Dive Brief:
- One idea in President Donald Trump's latest plan to lower drug costs, the American Patients First Blueprint, could raise out-of-pocket costs for cancer patients, an analysis from the consulting firm Avalere finds.
- The policy in question would shift some drugs from Medicare Part B to Part D. The blueprint calls for examining "which Medicare Part B drugs could be negotiated for a lower price by Part D plans."
- In 2016, according to Avalere, the average out-of-pocket costs for cancer patients were about 33% higher for Part D-covered new cancer therapies, or about $3,200, than for those covered in Part B, who paid $2,400.
Dive Insight:
One part of the Trump administration's proposal aims to shift drugs from Part B, which largely covers pricey drugs administered in doctors' offices with a price formula set by law, to Part D, where there is more flexibility.

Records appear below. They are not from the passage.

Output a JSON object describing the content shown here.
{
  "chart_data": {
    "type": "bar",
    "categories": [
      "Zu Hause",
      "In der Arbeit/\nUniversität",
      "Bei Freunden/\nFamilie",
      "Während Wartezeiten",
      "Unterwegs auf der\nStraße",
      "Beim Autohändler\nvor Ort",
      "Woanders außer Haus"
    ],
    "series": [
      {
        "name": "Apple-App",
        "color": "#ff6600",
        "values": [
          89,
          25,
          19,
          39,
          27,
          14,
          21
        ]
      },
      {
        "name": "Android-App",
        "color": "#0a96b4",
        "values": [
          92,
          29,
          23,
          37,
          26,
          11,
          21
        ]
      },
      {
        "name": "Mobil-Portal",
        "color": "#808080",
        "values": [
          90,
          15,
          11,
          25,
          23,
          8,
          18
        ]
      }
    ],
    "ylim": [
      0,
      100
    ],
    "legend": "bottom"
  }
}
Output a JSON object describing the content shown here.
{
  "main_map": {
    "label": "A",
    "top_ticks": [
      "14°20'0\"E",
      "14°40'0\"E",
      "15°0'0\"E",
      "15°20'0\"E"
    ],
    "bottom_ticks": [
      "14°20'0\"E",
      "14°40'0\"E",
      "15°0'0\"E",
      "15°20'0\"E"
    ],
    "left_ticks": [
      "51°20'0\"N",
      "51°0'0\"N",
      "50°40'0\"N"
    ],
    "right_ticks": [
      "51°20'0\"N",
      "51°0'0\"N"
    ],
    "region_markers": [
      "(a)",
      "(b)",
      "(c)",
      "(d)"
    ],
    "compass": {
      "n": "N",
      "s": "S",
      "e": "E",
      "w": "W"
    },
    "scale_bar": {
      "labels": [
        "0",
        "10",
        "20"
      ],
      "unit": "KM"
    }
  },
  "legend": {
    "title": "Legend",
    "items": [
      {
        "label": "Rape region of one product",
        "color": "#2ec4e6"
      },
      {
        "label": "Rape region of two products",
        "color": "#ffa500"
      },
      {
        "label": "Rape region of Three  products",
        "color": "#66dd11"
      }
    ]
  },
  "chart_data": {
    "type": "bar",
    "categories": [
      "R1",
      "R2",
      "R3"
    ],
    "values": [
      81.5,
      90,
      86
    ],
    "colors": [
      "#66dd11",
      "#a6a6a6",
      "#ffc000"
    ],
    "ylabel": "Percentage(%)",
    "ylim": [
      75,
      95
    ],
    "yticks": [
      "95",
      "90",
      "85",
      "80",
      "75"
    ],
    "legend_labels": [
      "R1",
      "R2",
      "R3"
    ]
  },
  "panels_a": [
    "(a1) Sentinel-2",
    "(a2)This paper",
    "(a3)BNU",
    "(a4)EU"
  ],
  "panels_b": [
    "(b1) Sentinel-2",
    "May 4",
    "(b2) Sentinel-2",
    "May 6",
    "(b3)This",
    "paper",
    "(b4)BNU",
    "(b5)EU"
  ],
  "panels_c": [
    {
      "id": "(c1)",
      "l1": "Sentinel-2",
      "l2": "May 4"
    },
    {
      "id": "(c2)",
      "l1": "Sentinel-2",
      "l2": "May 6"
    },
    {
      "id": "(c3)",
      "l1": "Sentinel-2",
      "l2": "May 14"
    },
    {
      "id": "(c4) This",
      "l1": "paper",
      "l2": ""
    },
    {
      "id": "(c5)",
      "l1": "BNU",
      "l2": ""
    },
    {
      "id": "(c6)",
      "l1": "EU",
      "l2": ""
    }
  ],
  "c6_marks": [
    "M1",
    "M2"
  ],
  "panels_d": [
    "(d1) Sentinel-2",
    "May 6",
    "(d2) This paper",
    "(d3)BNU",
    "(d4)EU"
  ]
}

Part D is required to pay the same price for a drug regardless of indication and has limited negotiating power, the Blueprint points out. It requires a certain level of out-of-pocket costs be paid by patients. On the other hand, Part B requires patients pay 20% in out-of-pocket costs, but most patients have supplemental insurance that closes the gap.
"CMS caps coinsurance for Part D plan specialty tiers at 33%, but cost sharing for non-preferred drug tiers can be close to 50%," the Avalere analysis points out.
The issue gets more complicated than just patients paying more out-of-pocket under one plan than the other. The analysis points out that those patients with no supplemental insurance under Part B paid an average of $9,700 out-of-pocket for new cancer therapies, while those patients under Part D that were not low-income paid an average of $4,400.
"Our analysis suggests that if new cancer therapies, or any high-cost drug therapies, are switched from Part B to Part D, many Medicare patients would pay more out-of-pocket because they purchase supplemental health coverage for Part B medical services and are not eligible for [low-income services] in Part D. However, Medicare patients that do not have supplemental health coverage would pay less out-of-pocket from such a switch, especially if they were eligible for [low-income services]," said the analysis.
The bottom line, says Avalere, is that the impact of the plan will not be the same across all patients and could have detrimental effects on some patient costs depending on a range of external factors, like other types of insurance, income level, and what other drugs or services the patient might also have.